Ars Technica recently posted an article by Larry Seltzer that discusses the possibility of native mobile apps being marginalized by web-based solutions thanks to the increasing advancement of web standards on mobile. Normally, I’d ignore something like this — in most cases when you see the tech press post a headline that’s something akin to for will A kill B, you can rest assured that the content will be fairly overstated and that you’ve been taken by a click-bait title. For the most part, Seltzer does a good job of understanding some of the challenges faced when using web-based technologies to develop but overstates the desirability of having mobile websites replace apps while simultaneously overlooking obvious shortfall of a pure mobile-web only strategy: performance.
JavaScript interpreters have been getting better and better every year and most JITs (just in time compilers) are on track to annually provide “free” performance increases on most browsers for most common use cases. However, they’re not keeping up in terms of raw speed with optimized native code on specialized hardware — for instance, Swift code on Apple’s A8 processor in the iPhone 6S. Another thing to consider is that all of the code on a mobile website must be run through the browser’s JavaScript interpreter.

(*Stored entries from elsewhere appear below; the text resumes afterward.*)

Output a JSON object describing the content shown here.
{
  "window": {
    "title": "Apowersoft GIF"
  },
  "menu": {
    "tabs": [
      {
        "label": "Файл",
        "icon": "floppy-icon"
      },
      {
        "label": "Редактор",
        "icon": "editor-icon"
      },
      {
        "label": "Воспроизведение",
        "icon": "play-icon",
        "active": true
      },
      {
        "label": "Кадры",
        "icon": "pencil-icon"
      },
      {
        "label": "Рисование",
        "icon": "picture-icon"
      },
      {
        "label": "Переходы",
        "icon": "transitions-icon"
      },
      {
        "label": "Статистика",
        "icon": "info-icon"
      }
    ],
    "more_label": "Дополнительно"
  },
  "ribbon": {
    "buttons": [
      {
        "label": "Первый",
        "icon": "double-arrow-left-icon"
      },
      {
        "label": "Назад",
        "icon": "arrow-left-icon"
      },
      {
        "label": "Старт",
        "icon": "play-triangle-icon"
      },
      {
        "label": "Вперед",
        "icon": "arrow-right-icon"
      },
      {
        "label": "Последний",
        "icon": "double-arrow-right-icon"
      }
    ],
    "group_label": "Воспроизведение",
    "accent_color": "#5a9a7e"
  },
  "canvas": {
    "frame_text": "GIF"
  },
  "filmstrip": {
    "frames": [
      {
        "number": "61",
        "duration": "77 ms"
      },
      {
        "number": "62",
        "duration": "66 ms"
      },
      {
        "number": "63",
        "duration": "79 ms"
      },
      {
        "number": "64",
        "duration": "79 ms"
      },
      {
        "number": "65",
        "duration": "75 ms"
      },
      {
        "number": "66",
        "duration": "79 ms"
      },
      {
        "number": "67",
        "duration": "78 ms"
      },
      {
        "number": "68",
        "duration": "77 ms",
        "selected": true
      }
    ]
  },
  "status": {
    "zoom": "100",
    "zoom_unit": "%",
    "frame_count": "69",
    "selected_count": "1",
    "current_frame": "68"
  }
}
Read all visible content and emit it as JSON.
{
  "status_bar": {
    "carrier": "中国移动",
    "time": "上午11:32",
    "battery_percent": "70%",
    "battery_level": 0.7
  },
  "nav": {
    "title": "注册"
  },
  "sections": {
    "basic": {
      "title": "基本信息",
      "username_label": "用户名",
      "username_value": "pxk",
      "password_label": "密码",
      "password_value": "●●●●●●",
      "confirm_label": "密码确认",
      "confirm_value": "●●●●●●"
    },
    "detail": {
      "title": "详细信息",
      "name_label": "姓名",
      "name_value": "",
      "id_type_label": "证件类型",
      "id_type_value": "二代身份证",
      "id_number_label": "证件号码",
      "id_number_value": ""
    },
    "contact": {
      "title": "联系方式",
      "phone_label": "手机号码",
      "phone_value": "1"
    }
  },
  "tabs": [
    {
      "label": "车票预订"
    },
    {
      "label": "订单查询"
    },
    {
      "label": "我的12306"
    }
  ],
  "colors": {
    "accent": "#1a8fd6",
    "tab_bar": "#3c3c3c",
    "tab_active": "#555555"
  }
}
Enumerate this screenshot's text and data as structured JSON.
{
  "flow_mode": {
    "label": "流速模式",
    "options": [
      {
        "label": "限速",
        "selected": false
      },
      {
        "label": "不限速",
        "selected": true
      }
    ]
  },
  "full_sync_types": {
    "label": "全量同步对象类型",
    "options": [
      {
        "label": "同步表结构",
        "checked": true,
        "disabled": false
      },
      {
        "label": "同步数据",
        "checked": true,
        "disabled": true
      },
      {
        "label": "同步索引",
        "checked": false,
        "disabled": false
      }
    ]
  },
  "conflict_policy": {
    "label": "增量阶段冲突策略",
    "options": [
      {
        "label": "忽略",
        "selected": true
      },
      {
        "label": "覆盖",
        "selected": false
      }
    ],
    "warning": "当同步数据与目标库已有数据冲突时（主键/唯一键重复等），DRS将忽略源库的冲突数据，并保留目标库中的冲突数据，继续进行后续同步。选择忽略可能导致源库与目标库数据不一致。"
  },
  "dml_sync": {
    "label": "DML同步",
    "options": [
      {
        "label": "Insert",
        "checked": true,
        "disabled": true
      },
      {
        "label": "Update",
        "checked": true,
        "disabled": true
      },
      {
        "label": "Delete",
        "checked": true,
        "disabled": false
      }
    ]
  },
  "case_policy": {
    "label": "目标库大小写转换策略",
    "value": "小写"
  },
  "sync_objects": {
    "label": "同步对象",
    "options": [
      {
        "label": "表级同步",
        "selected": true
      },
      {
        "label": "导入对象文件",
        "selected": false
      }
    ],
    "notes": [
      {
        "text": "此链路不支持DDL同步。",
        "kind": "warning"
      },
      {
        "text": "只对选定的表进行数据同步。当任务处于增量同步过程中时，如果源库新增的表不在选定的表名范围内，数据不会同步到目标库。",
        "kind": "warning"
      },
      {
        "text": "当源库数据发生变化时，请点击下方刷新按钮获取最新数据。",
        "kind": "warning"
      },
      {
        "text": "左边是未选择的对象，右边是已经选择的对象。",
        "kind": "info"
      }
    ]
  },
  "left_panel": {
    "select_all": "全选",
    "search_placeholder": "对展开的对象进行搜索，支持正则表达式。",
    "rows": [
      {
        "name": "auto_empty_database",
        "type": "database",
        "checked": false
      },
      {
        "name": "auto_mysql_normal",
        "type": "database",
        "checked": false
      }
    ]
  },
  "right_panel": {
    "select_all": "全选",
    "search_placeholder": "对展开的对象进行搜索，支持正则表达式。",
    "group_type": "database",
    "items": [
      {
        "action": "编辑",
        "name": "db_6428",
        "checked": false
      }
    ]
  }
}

The idea that native apps aren’t necessarily right for all business needs is pretty obvious and I agree with the author up to that point, but most of the technical issues that he mentions have been addressed by hybrid apps. Hybrid apps using Cordova-based tool-kits such as Ionic address the most common performance issues seen with mobile sites and the lack of web-based APIs for some many hardware features by actually having native level tie-ins. Basically, they implement native API’s a layer below where the developer writes his app logic and expose a JavaScript version of the APIs for the developer to use. From a technical perspective, developers can write any hybrid plugin for any functionality released in a future version of Android or iOS, then access that functionality via JavaScript.
Mobile websites do have one advantage of packaged apps and that’s that they do not have to be distributed via the AppStore. This, however, is not a technical problem, but rather a policy one. Apple still opts to manually approve every single app submission and app update for their iOS store and that creates an artificial delay between developers completing a release and users being able to install it; in cases where the developer is fixing a major security issue, this can be devastating and needlessly exposes users to risk. Still, the advantages of being able to tie directly into device functionality and the performance increases gained make publishing apps via the AppStore mechanism or some enterprise deployment scheme the right choice for the vast majority of apps whether you are developing using native or HTML5 technologies.